# Affirming a disjunct

The formal fallacy of affirming a disjunct also known as the fallacy of the alternative disjunct or a false exclusionary disjunct occurs when a deductive argument takes the following logical form:

A or B
A
Therefore, it is not the case that B

Or in logical operators:

$p \vee q$
$p$
${} \vdash {}$ ¬ $q$

Where ${} \vdash {}$ denotes a logical assertion.

## Explanation

The fallacy lies in concluding that one disjunct must be false because the other disjunct is true; in fact they may both be true because "or" is defined inclusively rather than exclusively. It is a fallacy of equivocation between the operations OR and XOR.

Affirming the disjunct should not be confused with the valid argument known as the disjunctive syllogism.

## Example

The following argument indicates the invalidity of affirming a disjunct:

Max is a cat or Max is a mammal.
Max is a cat.
Therefore, Max is not a mammal.

This inference is invalid.
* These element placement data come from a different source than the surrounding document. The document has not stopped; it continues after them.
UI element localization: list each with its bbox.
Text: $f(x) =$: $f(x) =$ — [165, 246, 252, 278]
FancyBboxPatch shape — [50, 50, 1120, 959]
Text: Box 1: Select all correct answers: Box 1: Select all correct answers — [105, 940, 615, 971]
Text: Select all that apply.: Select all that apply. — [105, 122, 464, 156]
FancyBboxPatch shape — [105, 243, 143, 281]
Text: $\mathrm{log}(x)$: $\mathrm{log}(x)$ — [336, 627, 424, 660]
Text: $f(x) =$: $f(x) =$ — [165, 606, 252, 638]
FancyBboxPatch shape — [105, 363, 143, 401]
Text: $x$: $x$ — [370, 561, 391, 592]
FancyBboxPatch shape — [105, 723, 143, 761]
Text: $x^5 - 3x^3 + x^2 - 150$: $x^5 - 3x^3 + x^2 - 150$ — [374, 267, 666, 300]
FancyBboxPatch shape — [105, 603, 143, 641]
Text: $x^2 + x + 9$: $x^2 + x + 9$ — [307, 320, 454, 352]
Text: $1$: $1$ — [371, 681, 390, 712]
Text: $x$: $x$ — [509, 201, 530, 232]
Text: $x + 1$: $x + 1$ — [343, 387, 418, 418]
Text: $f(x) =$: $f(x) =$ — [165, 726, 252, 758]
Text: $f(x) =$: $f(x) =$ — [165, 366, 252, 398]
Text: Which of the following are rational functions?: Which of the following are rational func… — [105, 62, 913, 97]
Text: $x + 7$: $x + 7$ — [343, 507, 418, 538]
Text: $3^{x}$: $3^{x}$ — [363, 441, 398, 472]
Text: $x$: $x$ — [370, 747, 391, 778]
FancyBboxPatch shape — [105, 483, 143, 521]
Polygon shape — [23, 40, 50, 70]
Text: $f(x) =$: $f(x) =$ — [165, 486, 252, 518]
If Max is a cat then Max is also a mammal. (Remember "or" is defined in an inclusive sense not an exclusive sense.)

A second example provides a first proposition that appears realistic and shows how an obviously flawed conclusion still arises under this fallacy.

To be on the cover of Vogue Magazine, one must be a celebrity or very beautiful.
This month's cover was a celebrity.
Therefore, this celebrity is not very beautiful.